第84章 教えて※
腟内に、さっきまでとは全く違う質量の物が入ってくる。
痛みはある。
けどそれ以上に。
「んんっ、ン、ぅ・・・ッ!!」
気持ち良い。
そんな単純な感情だけが浮かび上がってくる。
そして感じていた痛みすら、その内に快楽へと変わっていく。
その感覚も、幾度となく感じてきたことを覚えている。
・・・忘れていたのが、嘘のように。
「・・・っはぁ、ッ、は・・・」
唇が離れた瞬間、そこから一気に空気を取り込んで。
本当に窒息するのでは、と思う程に息が止まっていたことを感じると、改めて余裕の無さを思い知った。
・・・そうならないやり方を、教えられたはずなんだけど。
「・・・ッ・・・」
唇が離れたせいで彼の艶めかしい表情が目に入れば、自然と体に力が入った。
その直後、彼の眉は顰められて。
「・・・ひなた」
「わざとじゃな・・・っ、い・・・ぁぁあ・・・!!」
ゆっくりと入ってくる彼のモノを、無意識に締め付けてしまった。
その行為に彼からの視線を受けると、首を振って不可抗力だと言い訳するが、言い終わる前にゆっくりだった挿入は一気に行われた。

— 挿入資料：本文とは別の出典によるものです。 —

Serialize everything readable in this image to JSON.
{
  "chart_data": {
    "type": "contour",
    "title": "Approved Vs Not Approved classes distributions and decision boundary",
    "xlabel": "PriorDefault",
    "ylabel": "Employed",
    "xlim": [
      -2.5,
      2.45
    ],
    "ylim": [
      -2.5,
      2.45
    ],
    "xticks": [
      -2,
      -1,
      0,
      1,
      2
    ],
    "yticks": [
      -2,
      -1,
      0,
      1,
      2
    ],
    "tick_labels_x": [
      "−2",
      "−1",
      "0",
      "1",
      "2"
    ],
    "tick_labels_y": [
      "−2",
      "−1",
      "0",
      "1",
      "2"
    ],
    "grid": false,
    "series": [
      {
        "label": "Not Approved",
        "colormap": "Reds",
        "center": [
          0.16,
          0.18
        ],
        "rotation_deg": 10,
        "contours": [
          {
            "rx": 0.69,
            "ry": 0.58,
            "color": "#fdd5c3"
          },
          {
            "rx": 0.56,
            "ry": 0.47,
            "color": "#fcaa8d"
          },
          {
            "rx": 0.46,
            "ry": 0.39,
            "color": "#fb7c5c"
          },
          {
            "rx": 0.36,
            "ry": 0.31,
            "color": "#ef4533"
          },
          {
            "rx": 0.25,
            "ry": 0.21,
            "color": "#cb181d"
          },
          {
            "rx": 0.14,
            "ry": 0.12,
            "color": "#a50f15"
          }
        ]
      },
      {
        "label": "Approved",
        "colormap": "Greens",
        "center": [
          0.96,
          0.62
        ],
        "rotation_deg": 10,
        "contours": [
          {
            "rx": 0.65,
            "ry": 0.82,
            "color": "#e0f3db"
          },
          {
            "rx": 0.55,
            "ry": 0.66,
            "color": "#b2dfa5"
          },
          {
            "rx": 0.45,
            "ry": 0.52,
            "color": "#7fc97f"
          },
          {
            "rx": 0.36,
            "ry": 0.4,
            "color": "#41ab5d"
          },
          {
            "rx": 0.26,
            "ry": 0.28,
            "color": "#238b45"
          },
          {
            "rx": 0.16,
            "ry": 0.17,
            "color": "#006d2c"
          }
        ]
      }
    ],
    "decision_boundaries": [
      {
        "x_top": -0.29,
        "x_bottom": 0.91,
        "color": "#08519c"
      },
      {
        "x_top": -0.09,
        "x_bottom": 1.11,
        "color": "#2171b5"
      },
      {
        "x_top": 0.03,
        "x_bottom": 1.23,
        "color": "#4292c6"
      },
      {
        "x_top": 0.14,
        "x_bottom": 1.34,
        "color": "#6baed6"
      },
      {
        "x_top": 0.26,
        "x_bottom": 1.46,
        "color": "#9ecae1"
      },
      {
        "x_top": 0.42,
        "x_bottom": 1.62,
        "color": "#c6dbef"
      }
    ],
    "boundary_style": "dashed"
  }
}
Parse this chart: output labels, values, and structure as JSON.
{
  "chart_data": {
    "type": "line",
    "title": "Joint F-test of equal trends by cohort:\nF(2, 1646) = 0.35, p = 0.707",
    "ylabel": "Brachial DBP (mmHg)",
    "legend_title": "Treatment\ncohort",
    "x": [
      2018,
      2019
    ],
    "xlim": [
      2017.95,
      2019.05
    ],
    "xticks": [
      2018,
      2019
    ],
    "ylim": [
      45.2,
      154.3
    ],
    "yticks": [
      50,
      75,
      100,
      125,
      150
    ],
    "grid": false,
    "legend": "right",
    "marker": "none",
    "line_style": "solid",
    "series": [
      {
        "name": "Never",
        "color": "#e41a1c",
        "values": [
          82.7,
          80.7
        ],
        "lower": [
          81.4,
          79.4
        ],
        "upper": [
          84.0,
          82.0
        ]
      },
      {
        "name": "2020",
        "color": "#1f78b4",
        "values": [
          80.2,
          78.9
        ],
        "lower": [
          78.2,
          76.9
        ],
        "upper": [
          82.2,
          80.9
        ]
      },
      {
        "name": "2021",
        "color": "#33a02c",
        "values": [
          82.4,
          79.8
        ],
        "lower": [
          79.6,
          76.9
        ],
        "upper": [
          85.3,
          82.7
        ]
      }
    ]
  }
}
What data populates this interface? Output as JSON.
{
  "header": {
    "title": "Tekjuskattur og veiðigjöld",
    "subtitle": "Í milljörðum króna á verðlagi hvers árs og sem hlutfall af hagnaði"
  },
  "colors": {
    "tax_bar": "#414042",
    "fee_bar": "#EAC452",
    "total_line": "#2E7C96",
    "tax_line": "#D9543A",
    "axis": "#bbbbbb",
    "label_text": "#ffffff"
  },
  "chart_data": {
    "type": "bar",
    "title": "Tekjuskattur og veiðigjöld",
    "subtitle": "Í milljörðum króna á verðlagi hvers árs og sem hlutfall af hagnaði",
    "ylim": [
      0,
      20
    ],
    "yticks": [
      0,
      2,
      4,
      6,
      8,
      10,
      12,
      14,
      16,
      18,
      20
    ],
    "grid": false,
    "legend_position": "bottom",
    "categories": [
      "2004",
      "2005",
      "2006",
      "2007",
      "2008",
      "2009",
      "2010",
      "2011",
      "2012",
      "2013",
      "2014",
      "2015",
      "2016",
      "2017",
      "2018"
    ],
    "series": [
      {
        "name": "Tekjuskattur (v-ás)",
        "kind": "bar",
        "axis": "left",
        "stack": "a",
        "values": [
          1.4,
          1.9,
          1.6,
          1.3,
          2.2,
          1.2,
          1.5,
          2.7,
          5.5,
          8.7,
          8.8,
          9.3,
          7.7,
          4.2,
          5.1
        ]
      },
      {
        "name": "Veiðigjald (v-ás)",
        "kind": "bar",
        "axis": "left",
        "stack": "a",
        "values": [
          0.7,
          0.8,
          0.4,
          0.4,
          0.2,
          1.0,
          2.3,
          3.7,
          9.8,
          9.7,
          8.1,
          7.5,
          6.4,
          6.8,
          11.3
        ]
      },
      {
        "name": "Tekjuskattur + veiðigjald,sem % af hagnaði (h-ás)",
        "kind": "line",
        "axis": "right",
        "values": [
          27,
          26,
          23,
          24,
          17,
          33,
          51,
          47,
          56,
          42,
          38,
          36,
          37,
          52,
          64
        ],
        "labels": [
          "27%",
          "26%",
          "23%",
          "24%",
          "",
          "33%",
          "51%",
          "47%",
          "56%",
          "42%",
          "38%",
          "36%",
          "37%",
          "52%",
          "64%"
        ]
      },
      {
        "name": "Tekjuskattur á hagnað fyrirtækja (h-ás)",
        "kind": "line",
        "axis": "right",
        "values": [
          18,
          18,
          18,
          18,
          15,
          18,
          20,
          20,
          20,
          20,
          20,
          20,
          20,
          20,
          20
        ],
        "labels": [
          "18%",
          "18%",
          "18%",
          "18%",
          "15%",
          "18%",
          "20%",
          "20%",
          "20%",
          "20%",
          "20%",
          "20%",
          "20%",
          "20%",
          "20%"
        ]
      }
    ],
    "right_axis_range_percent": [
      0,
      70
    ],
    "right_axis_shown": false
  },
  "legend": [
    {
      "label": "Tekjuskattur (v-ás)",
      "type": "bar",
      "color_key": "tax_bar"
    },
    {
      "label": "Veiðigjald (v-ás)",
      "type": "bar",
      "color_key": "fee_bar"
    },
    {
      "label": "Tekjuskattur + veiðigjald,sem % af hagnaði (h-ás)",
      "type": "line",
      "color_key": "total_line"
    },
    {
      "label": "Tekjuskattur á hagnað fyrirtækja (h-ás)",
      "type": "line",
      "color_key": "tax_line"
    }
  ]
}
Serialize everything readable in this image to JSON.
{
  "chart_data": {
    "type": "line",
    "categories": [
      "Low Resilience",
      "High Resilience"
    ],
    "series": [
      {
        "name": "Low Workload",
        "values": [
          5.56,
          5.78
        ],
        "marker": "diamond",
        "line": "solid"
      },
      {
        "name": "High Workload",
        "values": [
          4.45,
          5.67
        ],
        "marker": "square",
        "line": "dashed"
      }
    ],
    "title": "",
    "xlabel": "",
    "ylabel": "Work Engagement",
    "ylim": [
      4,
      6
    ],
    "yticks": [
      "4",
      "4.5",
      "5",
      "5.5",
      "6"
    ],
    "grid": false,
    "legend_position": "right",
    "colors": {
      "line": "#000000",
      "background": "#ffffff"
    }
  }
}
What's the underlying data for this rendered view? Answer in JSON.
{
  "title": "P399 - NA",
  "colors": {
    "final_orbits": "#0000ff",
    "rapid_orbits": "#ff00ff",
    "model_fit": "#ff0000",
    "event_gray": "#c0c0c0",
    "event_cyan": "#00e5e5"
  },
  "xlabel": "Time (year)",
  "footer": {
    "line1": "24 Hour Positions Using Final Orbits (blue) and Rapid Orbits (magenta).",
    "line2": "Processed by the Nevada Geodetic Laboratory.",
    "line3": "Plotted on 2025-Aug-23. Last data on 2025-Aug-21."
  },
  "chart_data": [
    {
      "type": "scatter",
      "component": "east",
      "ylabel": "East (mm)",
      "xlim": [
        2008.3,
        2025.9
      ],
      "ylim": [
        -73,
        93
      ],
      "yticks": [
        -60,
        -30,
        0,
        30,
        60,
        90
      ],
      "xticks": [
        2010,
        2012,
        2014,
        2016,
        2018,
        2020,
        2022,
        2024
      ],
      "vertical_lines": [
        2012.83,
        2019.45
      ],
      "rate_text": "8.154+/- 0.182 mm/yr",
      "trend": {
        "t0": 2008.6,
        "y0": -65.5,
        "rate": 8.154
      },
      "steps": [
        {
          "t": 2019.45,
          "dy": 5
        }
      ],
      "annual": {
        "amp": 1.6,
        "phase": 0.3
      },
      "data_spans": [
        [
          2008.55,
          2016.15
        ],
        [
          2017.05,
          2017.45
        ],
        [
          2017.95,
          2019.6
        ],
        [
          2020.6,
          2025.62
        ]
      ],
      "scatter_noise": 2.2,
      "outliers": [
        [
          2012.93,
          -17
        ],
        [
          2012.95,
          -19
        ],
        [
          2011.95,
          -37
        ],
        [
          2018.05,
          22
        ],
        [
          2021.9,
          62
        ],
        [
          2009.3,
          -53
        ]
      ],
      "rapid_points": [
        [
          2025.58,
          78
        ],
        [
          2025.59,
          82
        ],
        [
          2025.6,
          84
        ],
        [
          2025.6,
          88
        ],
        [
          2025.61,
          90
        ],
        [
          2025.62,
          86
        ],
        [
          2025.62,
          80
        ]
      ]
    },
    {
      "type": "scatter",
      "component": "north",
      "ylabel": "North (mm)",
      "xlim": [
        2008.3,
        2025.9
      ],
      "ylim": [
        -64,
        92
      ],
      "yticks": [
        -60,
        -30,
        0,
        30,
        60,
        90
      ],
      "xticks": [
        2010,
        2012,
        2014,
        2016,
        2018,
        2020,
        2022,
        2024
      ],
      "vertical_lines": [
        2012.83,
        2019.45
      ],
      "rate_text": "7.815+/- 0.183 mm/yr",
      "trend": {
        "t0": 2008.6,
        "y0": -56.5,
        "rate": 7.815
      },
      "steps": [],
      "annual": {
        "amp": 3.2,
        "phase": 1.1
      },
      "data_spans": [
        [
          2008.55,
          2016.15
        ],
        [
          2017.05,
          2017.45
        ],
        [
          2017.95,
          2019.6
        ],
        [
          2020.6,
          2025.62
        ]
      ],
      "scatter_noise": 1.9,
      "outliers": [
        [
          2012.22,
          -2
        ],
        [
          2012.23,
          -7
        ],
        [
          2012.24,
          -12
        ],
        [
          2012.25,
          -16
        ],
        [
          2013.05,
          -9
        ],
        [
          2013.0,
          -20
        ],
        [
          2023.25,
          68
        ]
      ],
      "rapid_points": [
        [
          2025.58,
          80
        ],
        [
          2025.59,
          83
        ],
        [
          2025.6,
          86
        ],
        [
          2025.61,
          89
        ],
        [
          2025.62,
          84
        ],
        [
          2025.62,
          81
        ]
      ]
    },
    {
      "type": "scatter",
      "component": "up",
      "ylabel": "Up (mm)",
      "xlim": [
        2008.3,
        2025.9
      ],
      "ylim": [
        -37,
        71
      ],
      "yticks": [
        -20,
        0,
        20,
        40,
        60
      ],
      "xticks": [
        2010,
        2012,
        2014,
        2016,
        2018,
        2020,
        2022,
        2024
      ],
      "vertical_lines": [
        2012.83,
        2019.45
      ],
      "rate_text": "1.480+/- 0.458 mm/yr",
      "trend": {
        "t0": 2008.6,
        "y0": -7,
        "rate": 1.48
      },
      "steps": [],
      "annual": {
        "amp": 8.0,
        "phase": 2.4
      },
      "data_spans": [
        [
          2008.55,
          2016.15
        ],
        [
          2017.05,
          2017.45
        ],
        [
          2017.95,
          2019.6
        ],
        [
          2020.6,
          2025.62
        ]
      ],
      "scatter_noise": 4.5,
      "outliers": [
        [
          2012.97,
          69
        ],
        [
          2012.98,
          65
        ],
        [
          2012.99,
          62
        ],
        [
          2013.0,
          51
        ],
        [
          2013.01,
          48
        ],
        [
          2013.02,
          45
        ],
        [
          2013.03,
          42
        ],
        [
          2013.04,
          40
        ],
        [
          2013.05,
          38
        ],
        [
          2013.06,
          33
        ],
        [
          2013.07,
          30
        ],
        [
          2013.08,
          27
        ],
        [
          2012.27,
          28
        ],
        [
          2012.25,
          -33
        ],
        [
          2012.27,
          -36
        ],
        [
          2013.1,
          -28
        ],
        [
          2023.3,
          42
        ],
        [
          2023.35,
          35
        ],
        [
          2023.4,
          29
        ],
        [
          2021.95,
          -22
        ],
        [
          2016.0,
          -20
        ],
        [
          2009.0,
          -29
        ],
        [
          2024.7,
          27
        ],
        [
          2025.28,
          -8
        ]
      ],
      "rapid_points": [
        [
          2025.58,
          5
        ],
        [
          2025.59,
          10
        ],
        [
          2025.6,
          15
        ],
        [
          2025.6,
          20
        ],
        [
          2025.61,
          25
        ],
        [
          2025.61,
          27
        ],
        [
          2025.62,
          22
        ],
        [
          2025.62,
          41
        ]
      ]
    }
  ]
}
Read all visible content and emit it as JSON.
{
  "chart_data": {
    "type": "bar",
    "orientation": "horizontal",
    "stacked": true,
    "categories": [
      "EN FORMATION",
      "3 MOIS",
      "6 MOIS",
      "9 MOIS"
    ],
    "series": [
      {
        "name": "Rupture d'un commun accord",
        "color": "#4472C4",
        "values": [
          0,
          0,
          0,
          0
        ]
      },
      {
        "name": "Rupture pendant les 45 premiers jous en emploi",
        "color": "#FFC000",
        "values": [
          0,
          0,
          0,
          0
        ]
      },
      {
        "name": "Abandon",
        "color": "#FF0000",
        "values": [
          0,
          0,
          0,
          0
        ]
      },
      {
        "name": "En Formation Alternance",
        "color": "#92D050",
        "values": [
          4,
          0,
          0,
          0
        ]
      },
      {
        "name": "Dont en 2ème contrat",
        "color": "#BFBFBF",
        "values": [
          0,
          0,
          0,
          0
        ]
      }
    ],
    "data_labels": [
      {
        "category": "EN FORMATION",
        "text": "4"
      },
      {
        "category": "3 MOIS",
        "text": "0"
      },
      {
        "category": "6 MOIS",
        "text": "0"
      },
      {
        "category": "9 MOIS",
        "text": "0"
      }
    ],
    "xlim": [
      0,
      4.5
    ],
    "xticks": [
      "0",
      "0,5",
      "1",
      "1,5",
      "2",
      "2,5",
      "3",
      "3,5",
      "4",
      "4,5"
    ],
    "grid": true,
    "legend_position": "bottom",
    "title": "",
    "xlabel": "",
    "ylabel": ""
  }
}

名前を呼んだ声こそ怒っているように聞こえたが、本当はそんなつもりは無いことを分かっている。
・・・分かっている。
「・・・ン、・・・っあ・・・」
彼の事がそういう人だと理解している事に、安心する。
きちんと覚えているんだと。
思い出せているんだと。
・・・もう、忘れるものか。
「動くぞ・・・」
その夜の、彼からの言葉は名前を呼ぶ以外では、それが最後だった。
彼が突き上げてくる度、部屋には互いの体がぶつかり合う音と、結合部から愛液がグチュグチュと溢れ出る音、そして甘ったるい声と彼の吐息だけが響いた。
「っあ・・・零、ぃあ・・・ッ!!」
恐怖が完全に消えた訳では無いけれど。
体が覚えている彼だという感覚に救われていて。
彼に飲まれて、溺れて。
「ン、っや・・・あぁぁぁ・・・ッ!!!」
彼と同時に、快楽の沼へと堕ちていった。